The district is currently operating in a hybrid model where students attend half the week in person and the other half virtually. The new plan will bring back K-2nd graders four days a week.
Many parents were protesting ahead of tonight’s meeting for five days a week in person, but other parents say a gradual reopening is better than nothing at all.
“We’ll take what we can get, but the phasing part doesn’t work for all of the families,” LR5 parent Jennifer Valek said.
The new model gives a five-phase reopening timeline, with phase two beginning next Monday.
“We do things to be safe in our operations, and responsive to our community,” Lexington Richland School District 5 Superintendent Dr. Christina Melton said.
During phase two kindergarten through 2nd graders will head back to the classroom 4 days a week on Oct. 5., during phase three 3rd through 6th graders will return on Oct. 19, and during phase four 7th through 12th graders will return on Nov 9.
“I support that, but I don’t know its necessary. What we’ve done so far has showed that the school system itself isn’t really increasing the exposure and risk for our children for COVID,” Sarah Ivling, an LR 5 Parent, said.
Dr. Christina Melton said the model brings students back first who need it the most.

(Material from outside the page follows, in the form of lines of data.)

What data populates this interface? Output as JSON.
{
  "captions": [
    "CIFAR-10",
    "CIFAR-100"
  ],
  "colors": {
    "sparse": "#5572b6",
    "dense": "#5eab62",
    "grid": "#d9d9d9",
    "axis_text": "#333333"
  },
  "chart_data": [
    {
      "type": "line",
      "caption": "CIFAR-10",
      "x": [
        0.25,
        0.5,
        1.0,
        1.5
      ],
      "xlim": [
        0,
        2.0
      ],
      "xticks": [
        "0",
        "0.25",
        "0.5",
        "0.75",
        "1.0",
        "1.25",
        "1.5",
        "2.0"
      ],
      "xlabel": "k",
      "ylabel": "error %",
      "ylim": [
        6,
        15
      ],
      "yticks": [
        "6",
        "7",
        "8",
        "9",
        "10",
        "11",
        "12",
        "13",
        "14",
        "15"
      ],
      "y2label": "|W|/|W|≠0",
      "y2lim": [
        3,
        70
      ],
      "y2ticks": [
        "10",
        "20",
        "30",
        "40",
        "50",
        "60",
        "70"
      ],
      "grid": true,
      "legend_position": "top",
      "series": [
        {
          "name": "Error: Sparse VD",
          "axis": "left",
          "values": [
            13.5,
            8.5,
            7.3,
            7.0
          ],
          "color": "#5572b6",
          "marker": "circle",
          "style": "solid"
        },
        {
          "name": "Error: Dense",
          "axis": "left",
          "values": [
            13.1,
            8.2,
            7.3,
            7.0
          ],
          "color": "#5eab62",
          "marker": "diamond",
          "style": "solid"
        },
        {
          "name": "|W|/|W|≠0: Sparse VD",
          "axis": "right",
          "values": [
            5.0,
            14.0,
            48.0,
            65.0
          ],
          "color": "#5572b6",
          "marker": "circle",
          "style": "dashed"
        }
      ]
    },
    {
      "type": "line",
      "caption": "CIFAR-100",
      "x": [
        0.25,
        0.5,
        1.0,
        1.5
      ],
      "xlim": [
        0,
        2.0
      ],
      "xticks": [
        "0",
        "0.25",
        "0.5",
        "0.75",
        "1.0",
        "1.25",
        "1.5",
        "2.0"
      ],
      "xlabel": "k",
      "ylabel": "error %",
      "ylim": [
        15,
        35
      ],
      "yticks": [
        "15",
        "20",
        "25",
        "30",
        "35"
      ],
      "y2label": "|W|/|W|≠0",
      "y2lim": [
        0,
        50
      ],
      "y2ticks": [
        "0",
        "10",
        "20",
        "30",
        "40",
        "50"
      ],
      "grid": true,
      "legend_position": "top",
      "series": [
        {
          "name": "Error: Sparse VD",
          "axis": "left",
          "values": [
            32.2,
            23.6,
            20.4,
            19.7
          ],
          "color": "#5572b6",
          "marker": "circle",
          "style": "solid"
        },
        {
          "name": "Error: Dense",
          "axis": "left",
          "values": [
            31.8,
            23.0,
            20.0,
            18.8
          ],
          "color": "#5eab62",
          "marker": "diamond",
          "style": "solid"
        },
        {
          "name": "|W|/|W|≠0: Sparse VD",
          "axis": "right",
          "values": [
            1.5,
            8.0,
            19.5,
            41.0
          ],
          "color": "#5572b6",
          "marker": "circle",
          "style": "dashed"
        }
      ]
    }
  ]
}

“We have a great developmental need at our earliest levels, where our teachers may not have necessarily had the variety training that our secondary teachers have had for virtual learning and teaching, where our students may not be ready,” Dr. Melton said.
David Clifton said his kindergartener and first-grader need to be in the classroom.

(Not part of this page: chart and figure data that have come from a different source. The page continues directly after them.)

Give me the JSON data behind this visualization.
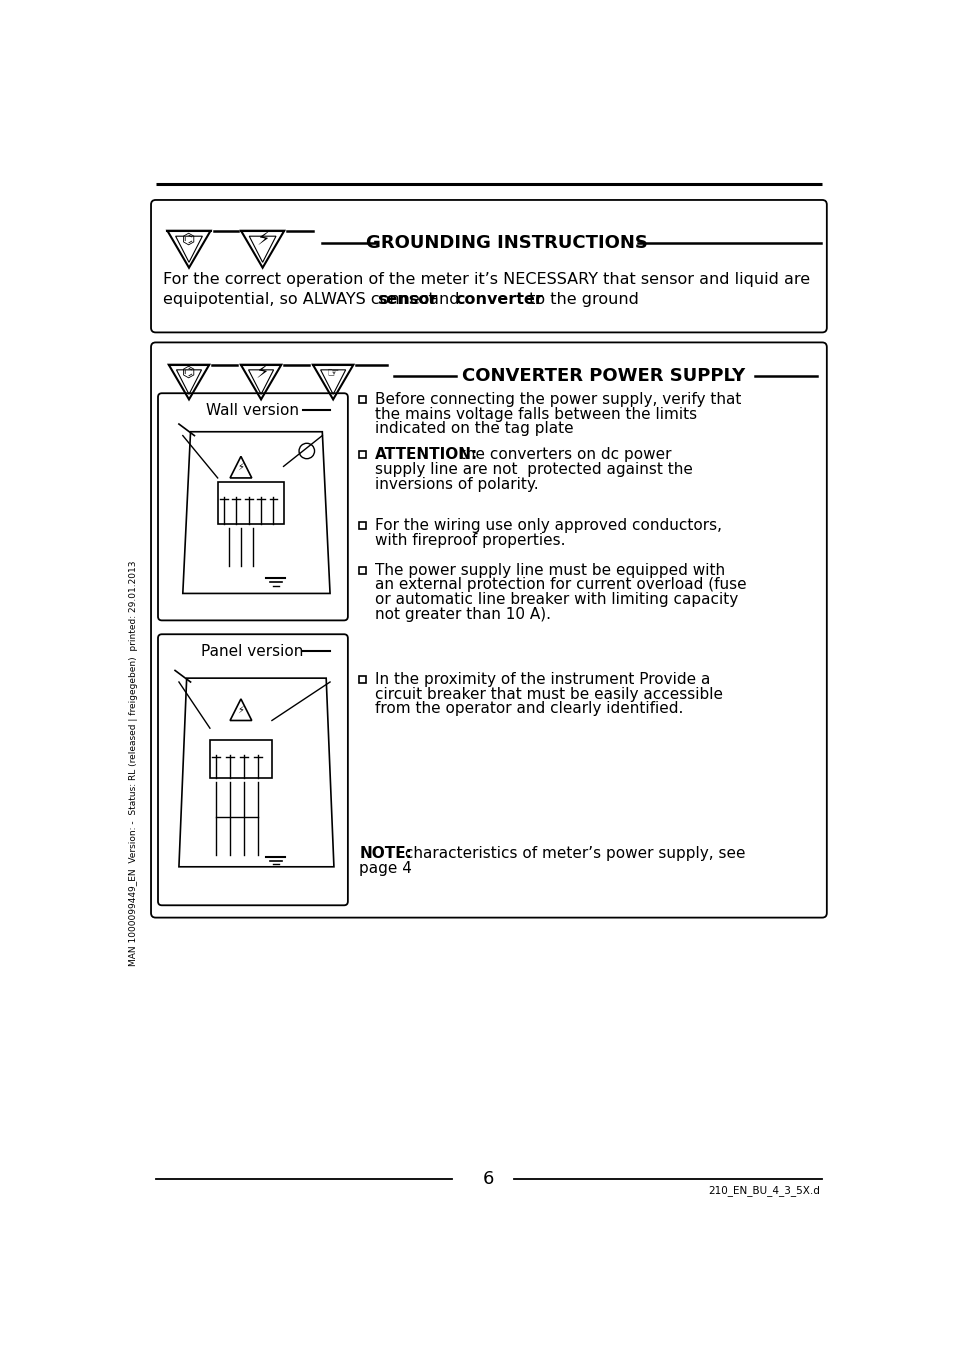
{
  "bg_color": "#ffffff",
  "page_number": "6",
  "footer_right": "210_EN_BU_4_3_5X.d",
  "sidebar_text": "MAN 1000099449_EN  Version: -  Status: RL (released | freigegeben)  printed: 29.01.2013",
  "grounding_title": "GROUNDING INSTRUCTIONS",
  "grounding_line1": "For the correct operation of the meter it’s NECESSARY that sensor and liquid are",
  "grounding_line2_pre": "equipotential, so ALWAYS connect ",
  "grounding_line2_bold1": "sensor",
  "grounding_line2_mid": " and ",
  "grounding_line2_bold2": "converter",
  "grounding_line2_post": " to the ground",
  "converter_title": "CONVERTER POWER SUPPLY",
  "wall_label": "Wall version",
  "panel_label": "Panel version",
  "bullet1": "Before connecting the power supply, verify that\nthe mains voltage falls between the limits\nindicated on the tag plate",
  "bullet2_bold": "ATTENTION:",
  "bullet2_rest": " the converters on dc power\nsupply line are not  protected against the\ninversions of polarity.",
  "bullet3": "For the wiring use only approved conductors,\nwith fireproof properties.",
  "bullet4": "The power supply line must be equipped with\nan external protection for current overload (fuse\nor automatic line breaker with limiting capacity\nnot greater than 10 A).",
  "bullet5": "In the proximity of the instrument Provide a\ncircuit breaker that must be easily accessible\nfrom the operator and clearly identified.",
  "note_bold": "NOTE:",
  "note_rest": " characteristics of meter’s power supply, see",
  "note_line2": "page 4"
}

“They are at a prime age where they are starting to do things like reading and doing math, and the teachers are frustrated,” David Clifton, an LR 5 Parent, said.
For many parents, it gives clarity they’ve been seeking from the district for weeks.
“We’d love to just know what the plan is so we can prepare our kids and prepare our families,” Valek said.
Melton stressed that they have been listening to parents and are ready to move forward.
“I appreciate the emails, the outreach the context that’s been provided to me, the stories shared with vulnerability, all of that helps us make sure we are student-centered and staff supported,” Melton said.
Wednesday will continue to be a virtual day so that the building can be cleaned and sanitized. District officials said students enrolled in the hybrid model or virtual academy can apply to change to a different model but the virtual academy is currently at capacity.